Daily News Egypt journalist Fady Ashraf was hit with birdshot in the shoulder and leg by Central Security Forces while covering clashes near Talaat Harb Square in Downtown, Cairo.  Ashraf did not sustain any permanent injuries.

A third journalist from the Daily News Egypt, AbdelHalim AbdAllah, was briefly detained outside Amr Ibn Al-Aas mosque in Old Cairo when police officers mistook him for a Students Against the Coup protester.  He was searched and held by police until his press credentials were confirmed.

An American citizen working as an independent translator was arrested in Cairo on Wednesday and is being detained in an unknown location, indicative of the further crackdown against voices of dissent.

Jeremy Hodge, a 26 year-old Los Angeles native was taken from his home in Dokki by State Security forces late Wednesday night along with his roommate Hossam Al-Meneai, a 36 year-old  filmmaker from Sinai.

According to a press release published by English-language news site Egypt Independent, the pair was initially taken to the Dokki police station, but their whereabouts since then are unknown.

The latest arrests follow the high-profile arrests of three Al Jazeera English journalists last month.

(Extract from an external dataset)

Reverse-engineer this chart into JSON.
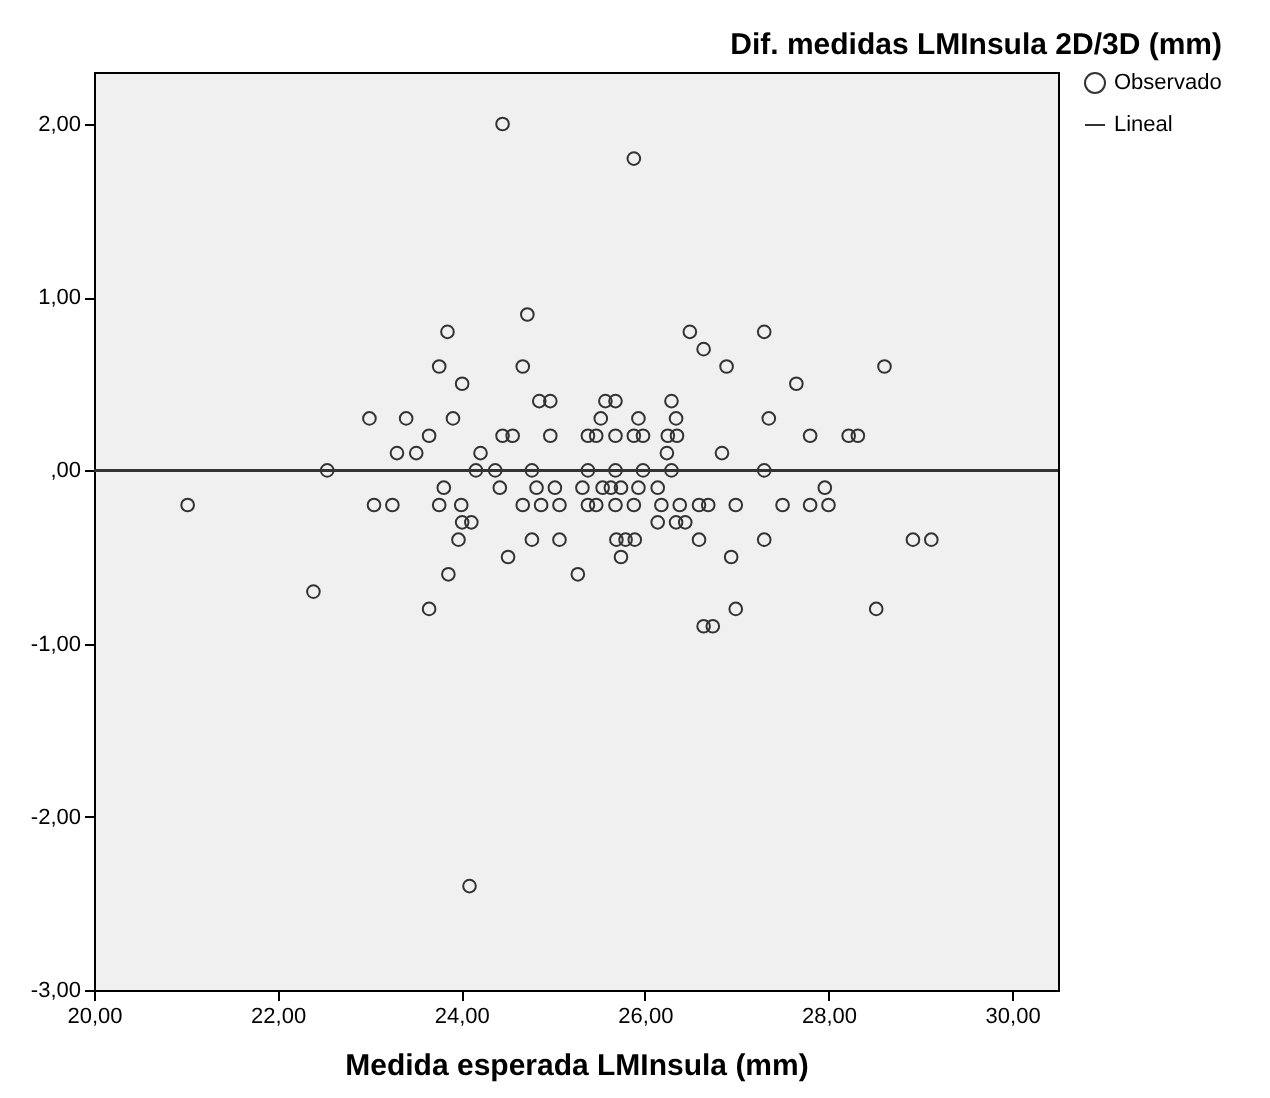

AJE Cairo bureau chief Mohamed Fadel Fahmy, Australian correspondent Peter Greste, producer Baher Mohamed and cameraman Mohamed Fawzy were arrested on 29 December 2013 and have remained in detention since.

According to press freedoms watchdog Committee to Protect Journalists, 45 journalists have been assaulted and more than 44 journalists have been detained since the ouster of former president Mohamed Morsi on 3 July.